12. Research on Women's Work and Family Structures (38:04–41:09)
- Superior School of Social Assistance’s Findings:
- Increasing female workforce participation was largely a response to male unemployment or abandonment, not feminist ambition.
- Quote: "Paid work for many of these proletarianized women is not a form of liberation...Rather, it seems it was perceived as a kind of...painful necessity." (39:30, Alexandra Ghiț)
- Family “disorganization” was more a function of failing economic conditions and absent men than changing gender roles.
- Caution Against Simple Narratives:
- The reality for most working-class women was more survival than emancipation; paid work had complex, often burdensome, social consequences.
13. Impact on State Building and the Welfare State (41:09–43:55)
- Immediate Value:
- Women's unpaid and underpaid labor kept social life functioning during crisis (esp. the Great Depression).
- Working women often supported numerous dependents—confirmed by 1930s surveys.
- Long-Term Legacy:
- Despite significant contributions, these networks—because of WWII and postwar regime change—did not transition into the foundation for a modern welfare state, as happened elsewhere (e.g., Argentina).
- WWII and the Holocaust fundamentally altered the trajectory of Romanian welfare, cutting off direct continuities.
- Reflection:
- "Had there not been a sort of World War II and its horrors and massive regime change...we could have had a similar genealogy where these women's organizations and private, public, disjointed cooperations would have been institutionalized in a similar way." (43:00, Alexandra Ghiț)
Notable Quotes & Memorable Moments (with Timestamps)
- "The well-being of those who were vulnerable was somehow insured through gendered forms of unpaid and underpaid work of various kinds." — Alexandra Ghiț (05:15)
- "So in this Bucharest is not atypical at the time. What is unusual is that women welfare activists are quite influential, but the public money to be spent is quite limited." — Alexandra Ghiț (06:58)

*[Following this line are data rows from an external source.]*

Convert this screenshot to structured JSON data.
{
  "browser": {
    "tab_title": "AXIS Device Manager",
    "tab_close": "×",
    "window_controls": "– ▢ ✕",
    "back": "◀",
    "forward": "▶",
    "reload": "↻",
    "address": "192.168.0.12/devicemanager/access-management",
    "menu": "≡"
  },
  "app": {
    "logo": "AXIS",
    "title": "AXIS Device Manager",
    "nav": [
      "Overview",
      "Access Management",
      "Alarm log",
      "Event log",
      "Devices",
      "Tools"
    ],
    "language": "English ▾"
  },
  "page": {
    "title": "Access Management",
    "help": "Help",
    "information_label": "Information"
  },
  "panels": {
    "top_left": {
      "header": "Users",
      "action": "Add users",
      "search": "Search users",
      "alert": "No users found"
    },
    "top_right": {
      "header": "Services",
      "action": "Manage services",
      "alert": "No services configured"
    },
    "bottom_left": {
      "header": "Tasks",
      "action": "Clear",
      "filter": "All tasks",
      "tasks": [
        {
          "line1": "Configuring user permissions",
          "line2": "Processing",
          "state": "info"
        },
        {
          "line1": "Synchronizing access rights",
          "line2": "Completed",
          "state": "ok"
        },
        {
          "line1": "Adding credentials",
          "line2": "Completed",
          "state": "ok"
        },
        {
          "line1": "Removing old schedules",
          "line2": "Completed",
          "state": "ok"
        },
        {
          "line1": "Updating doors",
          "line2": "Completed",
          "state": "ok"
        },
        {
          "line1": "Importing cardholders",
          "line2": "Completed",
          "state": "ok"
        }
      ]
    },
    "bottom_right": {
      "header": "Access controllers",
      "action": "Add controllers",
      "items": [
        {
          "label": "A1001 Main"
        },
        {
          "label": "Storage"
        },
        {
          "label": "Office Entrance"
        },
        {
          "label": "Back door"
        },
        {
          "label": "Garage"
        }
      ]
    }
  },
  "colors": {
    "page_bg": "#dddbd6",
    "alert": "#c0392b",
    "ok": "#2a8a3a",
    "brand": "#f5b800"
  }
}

- "Women's wages are 50% lower usually than those of men, but they do different kind of work, so it's very hard to compare." — Alexandra Ghiț (09:24)
- "She believes those who benefit from any sort of public welfare should be respectable and show a clear willingness to work and to be reformed." — Alexandra Ghiț (14:20)

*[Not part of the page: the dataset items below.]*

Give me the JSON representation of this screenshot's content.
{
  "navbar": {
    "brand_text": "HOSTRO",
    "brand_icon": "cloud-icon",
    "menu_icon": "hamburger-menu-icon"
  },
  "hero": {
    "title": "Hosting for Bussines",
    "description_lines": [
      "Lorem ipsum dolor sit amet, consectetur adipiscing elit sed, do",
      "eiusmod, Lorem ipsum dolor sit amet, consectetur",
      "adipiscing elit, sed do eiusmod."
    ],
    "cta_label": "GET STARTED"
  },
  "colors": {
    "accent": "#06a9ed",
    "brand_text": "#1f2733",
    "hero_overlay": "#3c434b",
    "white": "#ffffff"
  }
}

- "Council women themselves see this as a domain they are good at and in which they can be effective...men politicians are not exactly willing to concede authority over many other domains." — Alexandra Ghiț (24:00)
- "If you receive welfare, you should be knitting socks at home." — Alexandra Ghiț (31:14)
- "Paid work for many of these proletarianized women is not a form of liberation...Rather, it seems it was perceived as a kind of...painful necessity." — Alexandra Ghiț (39:30)
- "Had there not been a sort of World War II and its horrors and massive regime change...that we could have had a similar genealogy where these women's organizations and private, public, disjointed cooperations would have been institutionalized in a similar way." — Alexandra Ghiț (43:00)
Conclusion
Alexandra Ghiț’s work paints a portrait of interwar Bucharest in which women’s invisible labor sustained not just families, but the fragile infrastructure of welfare during an era of poverty, crisis, and political transition. The patchwork nature of welfare provision, the gendered expectations of work, and the fraught boundaries between public and private assistance are all laid bare. Ultimately, the persistent legacy of “austerity welfare work” challenges myths of steady progress toward social citizenship and signals the lingering impacts of gendered labor and state formation in modern Eastern Europe.